Жадно, пристально смотрит из своего спрятанного в полумраке далека́ Людмила Андреевна. Это даже не взгляд, это гораздо больше, а что – не назовешь, не скажешь… Все в ней предельно изострено, приближено к Балабанову вплотную, как будто между ними совсем нет расстояния, сердце – сжато и не бьется, остановилось…
Нет, не враки те слухи, что доходят до нее о Балабанове, увы – много, много в них правды… Он и верно чуть ли не вдвое против прежнего потолстел, раздался: брюшко круглится под фраком, натягивая белый атласный жилет, заметно висит «сверхштатный» подбородочек, тугие щеки при наклонах головы вздуваются, опираясь на края крахмального стоячего воротничка. Волосы поредели, вылезли; когда-то на лбу они распадались на густые пряди, а теперь от них – только жидкий, сквозящий зачес на вовсе голое темя… Да, все это в нем есть, наглядно видно знавшим его прежде глазам, – все то, что с таким злорадным торжеством разносит Людмила Андреевна по знакомым: и смены женщин, и то, что ни одна еще не дала ему ни подлинной любви, ни долгой радости, ни просто душевного покоя, зато каждая оторвала целые куски и от его таланта, и от его здоровья… И то, что его будничная, повседневная, вне сцены, жизнь – это совсем не та лучезарная улыбка, с которой он вышел, и то, что молодость давно уже минула, а тяжесть лет уже ощутимым грузом лежит на плечах, и то сколько сил истрачено зря, сколько ночей сожжено в угарных застольях, развеяно вместе с папиросным дымом, и сколько попито водочки за все эти годы… А что взамен? Вот эта брюзглость всей фигуры, тела, лица, нарождающаяся прежде времени и уже необратимая дряблость, оплывшие щеки, глубоко врезанные складки у рта, голубоватые запудренные мешочки под глазами…

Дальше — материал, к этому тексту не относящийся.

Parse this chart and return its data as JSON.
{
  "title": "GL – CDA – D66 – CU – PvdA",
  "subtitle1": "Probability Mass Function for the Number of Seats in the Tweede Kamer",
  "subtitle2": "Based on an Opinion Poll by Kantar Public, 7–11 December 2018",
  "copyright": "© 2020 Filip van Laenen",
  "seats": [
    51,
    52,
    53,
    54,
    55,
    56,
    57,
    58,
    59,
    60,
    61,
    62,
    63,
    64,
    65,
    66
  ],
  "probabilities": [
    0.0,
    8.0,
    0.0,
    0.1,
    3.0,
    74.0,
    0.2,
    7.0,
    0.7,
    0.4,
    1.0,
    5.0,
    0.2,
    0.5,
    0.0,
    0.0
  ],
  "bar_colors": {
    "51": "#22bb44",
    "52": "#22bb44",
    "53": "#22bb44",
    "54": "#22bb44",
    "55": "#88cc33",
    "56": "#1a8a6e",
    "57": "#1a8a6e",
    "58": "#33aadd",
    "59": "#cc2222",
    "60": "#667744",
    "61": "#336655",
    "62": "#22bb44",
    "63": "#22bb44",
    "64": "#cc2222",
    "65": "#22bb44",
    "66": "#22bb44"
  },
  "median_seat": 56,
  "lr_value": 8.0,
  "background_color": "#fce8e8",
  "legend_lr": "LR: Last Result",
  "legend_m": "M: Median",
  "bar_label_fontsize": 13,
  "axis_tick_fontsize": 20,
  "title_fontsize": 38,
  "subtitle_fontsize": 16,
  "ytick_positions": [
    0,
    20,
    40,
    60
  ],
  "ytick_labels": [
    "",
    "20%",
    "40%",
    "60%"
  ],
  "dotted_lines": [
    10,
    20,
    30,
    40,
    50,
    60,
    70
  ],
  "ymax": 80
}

Но все-таки, несмотря на все эти очевидные знаки, на явное старение, он еще достаточно свеж. Просто на удивление, как много силы, с каким долгим запасом, дала ему природа, и сколько уже ни растрачено ее, а все же еще много у него ее осталось, есть еще порох, есть еще и стать, и все еще хорош он собою; тяжеловат, грузен, но – хорош, хорош… И еще не ушло, не истратилось в нем то неуловимое, что так неотразимо действует на публику, вызывает к артисту всеобщее расположение. В русском языке нет слова, которым можно было бы это свойство назвать, а французы называют это «шарм» – особое обаяние, которое не позаимствовать, которому не научиться, которое тоже – дар природы…
Аккомпаниатор уже за роялем – сухой и костистый, как обглоданный рыбий скелет, с головой, сдавленной с боков, будто его зажало однажды между вагонными буферами, и такой носатый, что в глухом своем черном костюме, с черным лоснящимся зачесом длинных, козырьком свисающих сзади, над шеей, волос, он похож на грача.
Балабанов начинает с коронного номера многих певцов – арии Сусанина. Ею заканчивают, дают ее «под занавес», когда голос уже распет, горяч и густ, а он поступает наоборот. Для него эта ария как раз и есть разминка. Разминка голосовых связок, дыхания, первый контакт с публикой. По строю, тембру, звучности его бас из разряда «кантанте», сильный, но мягкий, шаляпинский. Но на последних нотах, когда тянется долгое «…ты у-у-кре-пи…», его бас отпускается так низко, что это уже «профундо», уже из рода тех редких басов, какими обладали когда-то только немногие церковные протодьяконы, от могучего рева которых гасли свечи, а послушать их съезжались из всех мест России. Громово-бархатный, рокочущий басовый раскат клубится в пространстве зала даже тогда, когда голос певца уже умолкает. Глаза Балабанова закрыты, лицо – скорбно, и вот каково чудо, творимое искусством: без грима, одежд, декораций, но он Сусанин, таким и видится – могучий седой старик, ждущий себе от врагов смерти, готовый ее мужественно принять, в длинном тулупе, среди белого морозного леса, – хотя ничего этого нет… Он дает время отгудеть и погаснуть распластанным над зрительным залом могучим звукам, и только тогда открывает глаза, опять становится самим собой, всего только артистом у края просторной сцены.
Потом на целых пять минут – он Гремин; генеральская осанка, твердое лицо бывалого воина, уверенное, мощное, утверждающее: «Любви все возрасты покорны…»
У большинства певцов, когда они поют, чувствуешь, видишь, что голос стоит им натуги. Некоторых даже жалко —так они, бедняги, трудятся; ощутимо испытываешь их напряжение, начинаешь и сам внутренне напрягаться, трудиться вместе с ними, – невольно хочется им как-то помочь, избавить их от мучений.